Treasurer Scott Morrison has vowed to pour $24.5 billion into Australia’s infrastructure, in the Coalition’s final budget before the next federal election.
A whopping $7.8 billion of that go to Victoria, albeit that includes $5 billion in a possibly off-budget equity injection into a rail link to Melbourne Airport, which will only be provided if and when it’s matched by the state government.
Elsewhere in Victoria, there’s $1.75 billion for the North East Link, and $475 million for Monash Rail.
In WA, there’s $1.05 billion going towards the ongoing Metronet urban rail program, $944 million to bust congestion in Perth, and $560 million for Bunbury’s Outer Ring Road.

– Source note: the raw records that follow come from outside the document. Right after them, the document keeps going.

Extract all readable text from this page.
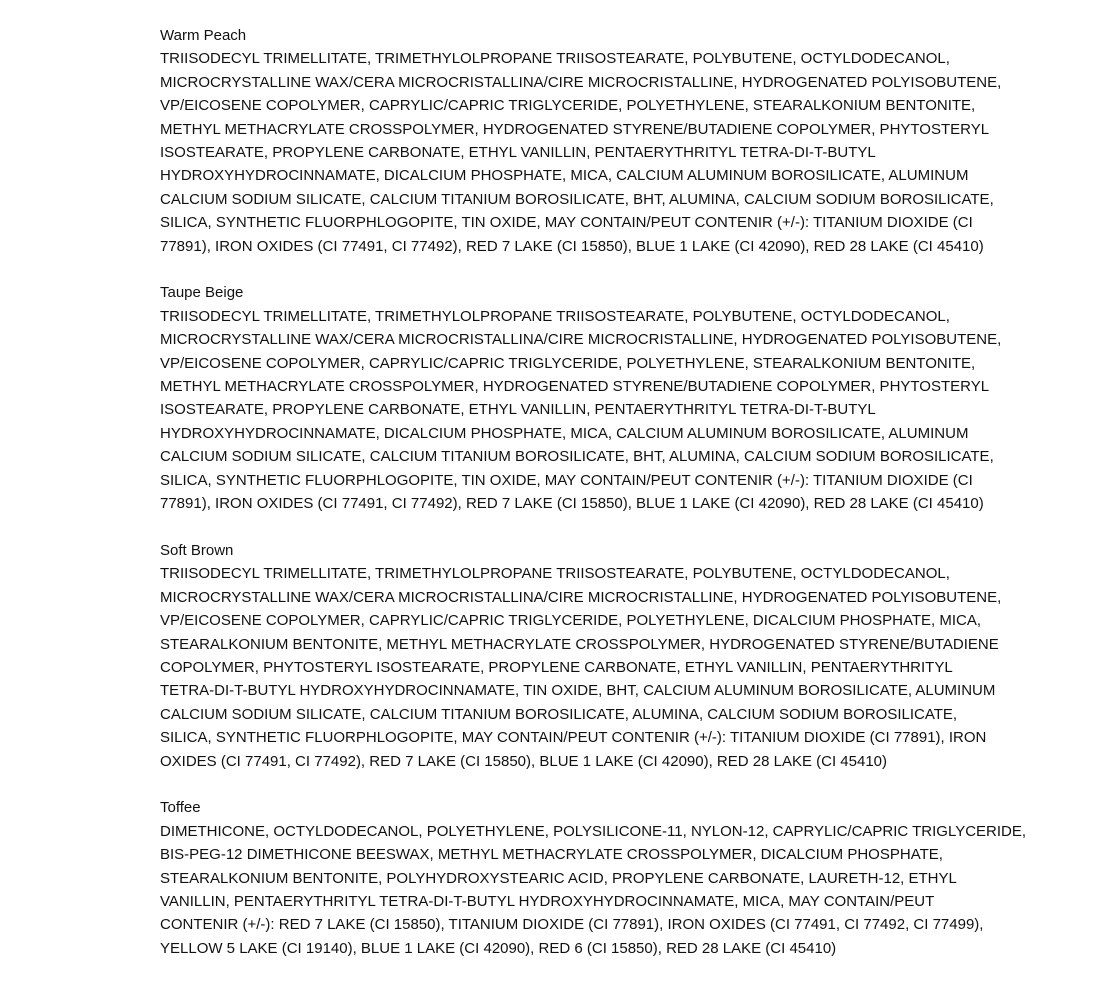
Warm Peach
TRIISODECYL TRIMELLITATE, TRIMETHYLOLPROPANE TRIISOSTEARATE, POLYBUTENE, OCTYLDODECANOL,
MICROCRYSTALLINE WAX/CERA MICROCRISTALLINA/CIRE MICROCRISTALLINE, HYDROGENATED POLYISOBUTENE,
VP/EICOSENE COPOLYMER, CAPRYLIC/CAPRIC TRIGLYCERIDE, POLYETHYLENE, STEARALKONIUM BENTONITE,
METHYL METHACRYLATE CROSSPOLYMER, HYDROGENATED STYRENE/BUTADIENE COPOLYMER, PHYTOSTERYL
ISOSTEARATE, PROPYLENE CARBONATE, ETHYL VANILLIN, PENTAERYTHRITYL TETRA-DI-T-BUTYL
HYDROXYHYDROCINNAMATE, DICALCIUM PHOSPHATE, MICA, CALCIUM ALUMINUM BOROSILICATE, ALUMINUM
CALCIUM SODIUM SILICATE, CALCIUM TITANIUM BOROSILICATE, BHT, ALUMINA, CALCIUM SODIUM BOROSILICATE,
SILICA, SYNTHETIC FLUORPHLOGOPITE, TIN OXIDE, MAY CONTAIN/PEUT CONTENIR (+/-): TITANIUM DIOXIDE (CI
77891), IRON OXIDES (CI 77491, CI 77492), RED 7 LAKE (CI 15850), BLUE 1 LAKE (CI 42090), RED 28 LAKE (CI 45410)
Taupe Beige
TRIISODECYL TRIMELLITATE, TRIMETHYLOLPROPANE TRIISOSTEARATE, POLYBUTENE, OCTYLDODECANOL,
MICROCRYSTALLINE WAX/CERA MICROCRISTALLINA/CIRE MICROCRISTALLINE, HYDROGENATED POLYISOBUTENE,
VP/EICOSENE COPOLYMER, CAPRYLIC/CAPRIC TRIGLYCERIDE, POLYETHYLENE, STEARALKONIUM BENTONITE,
METHYL METHACRYLATE CROSSPOLYMER, HYDROGENATED STYRENE/BUTADIENE COPOLYMER, PHYTOSTERYL
ISOSTEARATE, PROPYLENE CARBONATE, ETHYL VANILLIN, PENTAERYTHRITYL TETRA-DI-T-BUTYL
HYDROXYHYDROCINNAMATE, DICALCIUM PHOSPHATE, MICA, CALCIUM ALUMINUM BOROSILICATE, ALUMINUM
CALCIUM SODIUM SILICATE, CALCIUM TITANIUM BOROSILICATE, BHT, ALUMINA, CALCIUM SODIUM BOROSILICATE,
SILICA, SYNTHETIC FLUORPHLOGOPITE, TIN OXIDE, MAY CONTAIN/PEUT CONTENIR (+/-): TITANIUM DIOXIDE (CI
77891), IRON OXIDES (CI 77491, CI 77492), RED 7 LAKE (CI 15850), BLUE 1 LAKE (CI 42090), RED 28 LAKE (CI 45410)
Soft Brown
TRIISODECYL TRIMELLITATE, TRIMETHYLOLPROPANE TRIISOSTEARATE, POLYBUTENE, OCTYLDODECANOL,
MICROCRYSTALLINE WAX/CERA MICROCRISTALLINA/CIRE MICROCRISTALLINE, HYDROGENATED POLYISOBUTENE,
VP/EICOSENE COPOLYMER, CAPRYLIC/CAPRIC TRIGLYCERIDE, POLYETHYLENE, DICALCIUM PHOSPHATE, MICA,
STEARALKONIUM BENTONITE, METHYL METHACRYLATE CROSSPOLYMER, HYDROGENATED STYRENE/BUTADIENE
COPOLYMER, PHYTOSTERYL ISOSTEARATE, PROPYLENE CARBONATE, ETHYL VANILLIN, PENTAERYTHRITYL
TETRA-DI-T-BUTYL HYDROXYHYDROCINNAMATE, TIN OXIDE, BHT, CALCIUM ALUMINUM BOROSILICATE, ALUMINUM
CALCIUM SODIUM SILICATE, CALCIUM TITANIUM BOROSILICATE, ALUMINA, CALCIUM SODIUM BOROSILICATE,
SILICA, SYNTHETIC FLUORPHLOGOPITE, MAY CONTAIN/PEUT CONTENIR (+/-): TITANIUM DIOXIDE (CI 77891), IRON
OXIDES (CI 77491, CI 77492), RED 7 LAKE (CI 15850), BLUE 1 LAKE (CI 42090), RED 28 LAKE (CI 45410)
Toffee
DIMETHICONE, OCTYLDODECANOL, POLYETHYLENE, POLYSILICONE-11, NYLON-12, CAPRYLIC/CAPRIC TRIGLYCERIDE,
BIS-PEG-12 DIMETHICONE BEESWAX, METHYL METHACRYLATE CROSSPOLYMER, DICALCIUM PHOSPHATE,
STEARALKONIUM BENTONITE, POLYHYDROXYSTEARIC ACID, PROPYLENE CARBONATE, LAURETH-12, ETHYL
VANILLIN, PENTAERYTHRITYL TETRA-DI-T-BUTYL HYDROXYHYDROCINNAMATE, MICA, MAY CONTAIN/PEUT
CONTENIR (+/-): RED 7 LAKE (CI 15850), TITANIUM DIOXIDE (CI 77891), IRON OXIDES (CI 77491, CI 77492, CI 77499),
YELLOW 5 LAKE (CI 19140), BLUE 1 LAKE (CI 42090), RED 6 (CI 15850), RED 28 LAKE (CI 45410)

$1.8 billion has been committed to South Australia, with the majority of that going towards the North-South Corridor road project.
New South Wales gets $1.5 billion of the budget’s infrastructure commitments, including $971 million for the Pacific Highway Coffs Harbour Bypass, and $400 million to duplicate the Port Botany Rail Line.
$5.2 billion is committed to Queensland, the majority for road construction.
On Tuesday night in Canberra, Morrison said the spending was part of the Coalition’s ten-year, $75 billion infrastructure program.
“[The Coalition’s infrastructure spending is] strengthening our economy, busting congestion in our cities, making rural roads safer and getting our products to market,” the treasurer said.
Infrastructure minister Michael McCormack said the infrastructure package “demonstrates a commitment to a credible, decade-long pipeline of infrastructure projects focused on driving economic growth, increasing productivity and connectivity and creating new employment opportunities”.
Opposition infrastructure leader Anthony Albanese trashed the Government’s infrastructure plan, however, saying the budget papers themselves revealed it was a dud.
“Every project announced in the Budget will be funded from previous allocations, putting the lie to weeks of pre-budget hyperbole in which the government pretended it planned to lift investment after years of cuts,” Albanese said in a statement.
“The infrastructure budget is a triumph of spin over substance. It does not include one extra dollar of new investment over the forward estimates.”